Perez-Vela’s 115-month sentence included an upward departure from criminal history category VI pursuant to § 4A1.3. Thus, Perez-Vela’s sentence is a guideline sentence, which is reviewed for an abuse of discretion. See United States v. Smith, 440 F.3d 704, 707 (5th Cir.2006). The district court concluded that an upward departure was warranted because Perez-Vela’s criminal history score underrepresented the seriousness of his criminal history or the likelihood that he would commit other crimes and further explained that the departure was justified by Perez-Vela’s extensive criminal history, which included two felony convictions and eight misdemeanor convictions. See United States v. Zuniga-Peralta, 442 F.3d 345, 348 (5th Cir.2006). Furthermore, the extent of the district court’s departure was not unreasonable given the nature of the instant offense and Perez-Vela’s extensive criminal history. See Zuniga-Peralta, 442 F.3d at 347-48; United States v. Smith, 417 F.3d 483, 492 (5th Cir.2005). Perez-Vela has not shown that the district court reversibly erred in imposing an upward departure or that the extent of the departure was unreasonable.
Perez-Vela’s challenge to his 16-level crime of violence enhancement is also unavailing. His Texas conviction for burglary of a habitation qualifies as an enumerated offense for purposes of the enhancement. See United States v. Garcia-Mendez, 420 F.3d 454, 456-57 (5th Cir.2005). Notwithstanding his argument to the contrary, James v. United States, — U.S.-, 127 S.Ct. 1586, 167 L.Ed.2d 532 (2007), does not overrule this court’s precedent on this issue. See United States v. Gomez-Guerra, 485 F.3d 301, 303 & n. 1 (5th Cir.), cert. denied, — U.S.-, 128 S.Ct. 156, 169 L.Ed.2d 106 (2007).
In light of Apprendi, Perez-Vela challenges the constitutionality of § 1326(b)’s treatment of prior felony and aggravated felony convictions as sentencing factors rather than elements of the offense that must be found by a jury. This argument is foreclosed by Almendarez-Torres v. United States, 523 U.S. 224, 235, 118 S.Ct. 1219, 140 L.Ed.2d 350 (1998). United States v.
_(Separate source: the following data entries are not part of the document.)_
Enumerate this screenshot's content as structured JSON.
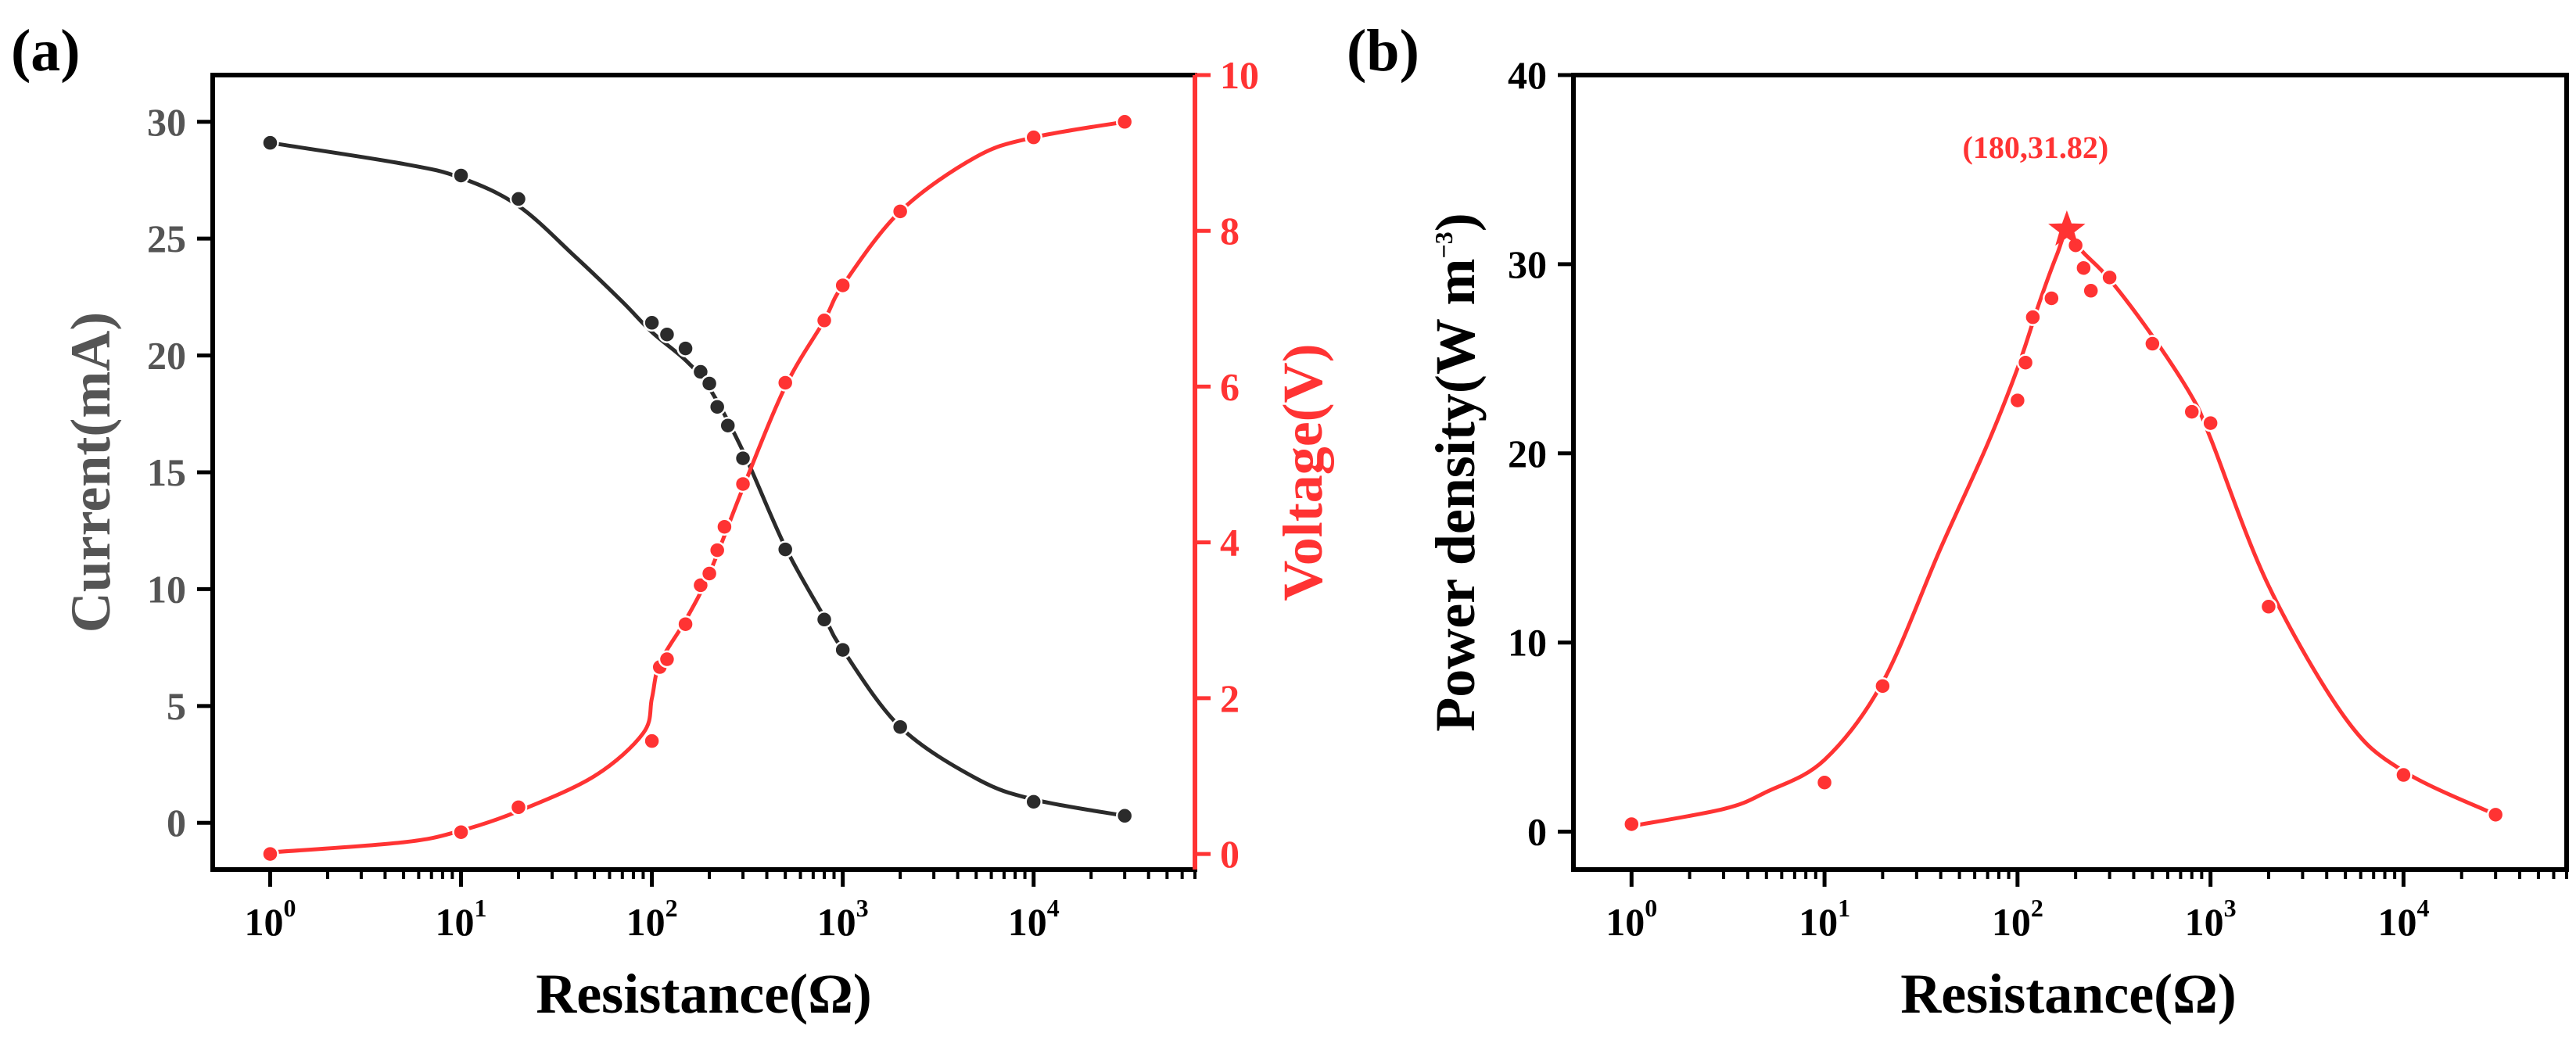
{
  "colors": {
    "black": "#2b2b2b",
    "red": "#ff3333",
    "axis": "#000000"
  },
  "chart_data": [
    {
      "panel_label": "(a)",
      "type": "line",
      "xscale": "log",
      "xlim": [
        0.5,
        70000
      ],
      "xlabel": "Resistance(Ω)",
      "x_tick_base": "10",
      "x_tick_exponents": [
        "0",
        "1",
        "2",
        "3",
        "4"
      ],
      "y_left": {
        "label": "Current(mA)",
        "lim": [
          -2,
          32
        ],
        "ticks": [
          "0",
          "5",
          "10",
          "15",
          "20",
          "25",
          "30"
        ],
        "color": "#2b2b2b"
      },
      "y_right": {
        "label": "Voltage(V)",
        "lim": [
          -0.2,
          10
        ],
        "ticks": [
          "0",
          "2",
          "4",
          "6",
          "8",
          "10"
        ],
        "color": "#ff3333"
      },
      "series": [
        {
          "name": "Current",
          "axis": "left",
          "x": [
            1,
            10,
            20,
            100,
            120,
            150,
            180,
            200,
            220,
            250,
            300,
            500,
            800,
            1000,
            2000,
            10000,
            30000
          ],
          "y": [
            29.1,
            27.7,
            26.7,
            21.4,
            20.9,
            20.3,
            19.3,
            18.8,
            17.8,
            17.0,
            15.6,
            11.7,
            8.7,
            7.4,
            4.1,
            0.9,
            0.3
          ],
          "fit_x": [
            1,
            5,
            10,
            20,
            40,
            70,
            100,
            150,
            200,
            300,
            500,
            800,
            1000,
            2000,
            5000,
            10000,
            30000
          ],
          "fit_y": [
            29.1,
            28.2,
            27.6,
            26.4,
            24.2,
            22.3,
            21.0,
            19.8,
            18.6,
            15.9,
            11.8,
            8.8,
            7.4,
            4.1,
            1.9,
            1.0,
            0.3
          ]
        },
        {
          "name": "Voltage",
          "axis": "right",
          "x": [
            1,
            10,
            20,
            100,
            110,
            120,
            150,
            180,
            200,
            220,
            240,
            300,
            500,
            800,
            1000,
            2000,
            10000,
            30000
          ],
          "y": [
            0.0,
            0.28,
            0.6,
            1.45,
            2.4,
            2.5,
            2.95,
            3.45,
            3.6,
            3.9,
            4.2,
            4.75,
            6.05,
            6.85,
            7.3,
            8.25,
            9.2,
            9.4
          ],
          "fit_x": [
            1,
            5,
            10,
            20,
            50,
            90,
            100,
            110,
            150,
            200,
            300,
            500,
            800,
            1000,
            2000,
            5000,
            10000,
            30000
          ],
          "fit_y": [
            0.02,
            0.15,
            0.3,
            0.55,
            1.0,
            1.55,
            2.0,
            2.45,
            3.0,
            3.6,
            4.7,
            6.0,
            6.85,
            7.3,
            8.25,
            8.95,
            9.2,
            9.4
          ]
        }
      ]
    },
    {
      "panel_label": "(b)",
      "type": "scatter",
      "xscale": "log",
      "xlim": [
        0.5,
        70000
      ],
      "xlabel": "Resistance(Ω)",
      "x_tick_base": "10",
      "x_tick_exponents": [
        "0",
        "1",
        "2",
        "3",
        "4"
      ],
      "ylabel": "Power density(W m",
      "ylabel_unit_exponent": "−3",
      "ylabel_close": ")",
      "ylim": [
        -2,
        40
      ],
      "y_ticks": [
        "0",
        "10",
        "20",
        "30",
        "40"
      ],
      "series": [
        {
          "name": "Power density",
          "x": [
            1,
            10,
            20,
            100,
            110,
            120,
            150,
            200,
            220,
            240,
            300,
            500,
            800,
            1000,
            2000,
            10000,
            30000
          ],
          "y": [
            0.4,
            2.6,
            7.7,
            22.8,
            24.8,
            27.2,
            28.2,
            31.0,
            29.8,
            28.6,
            29.3,
            25.8,
            22.2,
            21.6,
            11.9,
            3.0,
            0.9
          ],
          "fit_x": [
            1,
            3,
            5,
            10,
            20,
            40,
            70,
            100,
            130,
            160,
            180,
            220,
            300,
            500,
            800,
            1000,
            2000,
            5000,
            10000,
            30000
          ],
          "fit_y": [
            0.3,
            1.2,
            2.1,
            3.8,
            7.9,
            15.0,
            20.5,
            24.5,
            28.0,
            30.5,
            31.6,
            30.6,
            29.2,
            26.2,
            23.0,
            20.8,
            13.0,
            6.0,
            3.2,
            0.9
          ]
        }
      ],
      "peak": {
        "x": 180,
        "y": 31.82,
        "label": "(180,31.82)"
      }
    }
  ]
}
Pineda-Arrellano, 492 F.3d 624, 625 (5th Cir.2007), cert. denied, — U.S. -, 128 S.Ct. 872, 169 L.Ed.2d 737 (2008).
AFFIRMED.
Pursuant to 5th Cir. R. 47.5, the court has determined that this opinion should not be *406 published and is not precedent except under the limited circumstances set forth in 5th Cir. R. 47.5.4.